Fazemos esta pergunta, que é o título, do texto, mormente àqueles que acham que, em certos casos, é razoável a censura a redes sociais e Canais do YouTube. Ninguém em seu juízo perfeito aceitaria botar fogo em obras literárias. Por que então há juristas e Magistrados que aceitam, bovinamente, a remoção de conteúdo de redes sociais e Canais de YouTube?
Poder-se-ia dizer que o conteúdo literário é mais rico que o de um Felipe Neto! Certamente que o é, mas Felipe Neto não consta – ainda – entre os produtores de conteúdo censurados (tampouco lhe desejamos esta sorte).

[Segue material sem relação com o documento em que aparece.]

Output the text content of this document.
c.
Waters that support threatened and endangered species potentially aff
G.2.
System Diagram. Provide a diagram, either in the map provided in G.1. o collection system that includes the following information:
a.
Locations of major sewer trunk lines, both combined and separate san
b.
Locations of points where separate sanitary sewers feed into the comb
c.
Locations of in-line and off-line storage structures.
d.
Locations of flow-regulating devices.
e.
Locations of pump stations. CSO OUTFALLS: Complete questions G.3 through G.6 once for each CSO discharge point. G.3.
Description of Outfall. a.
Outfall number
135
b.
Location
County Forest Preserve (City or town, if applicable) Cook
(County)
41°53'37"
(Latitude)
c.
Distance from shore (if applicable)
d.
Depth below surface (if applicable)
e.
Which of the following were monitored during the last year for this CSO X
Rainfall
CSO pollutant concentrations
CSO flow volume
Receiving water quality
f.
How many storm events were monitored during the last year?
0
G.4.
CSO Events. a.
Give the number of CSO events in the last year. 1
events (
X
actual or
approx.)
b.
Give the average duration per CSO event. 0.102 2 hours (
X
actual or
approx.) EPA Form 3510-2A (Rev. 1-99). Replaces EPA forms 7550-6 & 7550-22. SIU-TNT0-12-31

Ocorre que esta resposta é totalmente falsa. Primeiro que, da mesma forma que há a excelente e a péssima literatura – e entre esses adjetivos cabem a ruim, a péssima, a boa, a ótima, a mediana –, também há excelentes e horrorosos vídeos na plataforma. Entrevistas e aulas com o Professor Olavo de Carvalho, registros históricos importantíssimos, dentre outros.
Poderíamos usar o critério qualidade literária/de produção?! Poderíamos então falar de obras/artistas/canais deletáveis e outros não. Qual seria o critério, então, que nos permitiria queimar um livro ou deletar um canal? Forma ou conteúdo?
Usar o exemplo de Kafka não foi acidental. Da mesma forma que 1984 (George Orwell), “O Processo” é um livro que é preditivo para o tempo que vivemos. Se Orwell comenta o peso de um Estado Totalitário sobre seus cidadãos (e, particularmente, defendemos a tese que 1984 e Admirável Mundo Novo poderiam, tranquilamente, existir no mesmo Universo Literário, mas isso é tema para outro texto); Kafka, em “O Processo” antecipa os nocivos efeitos de uma juristocracia, uma Ditadura da Toga, pode ter sobre os cidadãos e a sociedade? (Lembremos que a hipertrofia dos poderes dos Magistrados, mormente no pós-pandemia de Covid-19, não é um fenômeno exclusivamente brasileiro).
Apenas o leitor habituado a ler entrelinhas percebe que a obra de Kafka é uma antecipação do que estaria por vir. Kafka, por ser um autor com mais ferramentas literárias que Orwell (e isso é algo indiscutível) precisa, exatamente por isso, “escrever menos”, sem dar tanta importância a uma quantidade grande de personagens, tampouco em situar o leitor num espaço e tempo definidos.
Posto isto, reconhecendo um plus literário do autor Tcheco em relação a Orwell poderíamos sugerir queimar a obra daquele último. Não nos custa lembrar que a obra de George Orwell já foi censurada e, ainda hoje, é desaconselhada em [algumas] Universidades Europeias.
Ou, por outra, poderíamos sugerir queimar “O Processo”, visto que Kafka pedira a Max Brod, seu amigo, que queimasse esta obra por não estar à sua altura.
Sobre o ponto acima elencado temos outro fator, fora dos Textos Legais, para sermos contrários à censura: Kafka considerava seu melhor livro indigno de sua obra. O que podemos apreender com isso? Simplesmente a qualidade literário/artístico/cultural de um livro e/ou vídeo no YouTube, por vezes, apenas e tão-somente será reconhecida dezenas de anos após a morte de seus autores.
Esperamos com esse breve texto que vocês, Defensores da Censura na Internet, se façam a seguinte asserção: poderíamos censurar/proibir [toda] a obra de Kafka?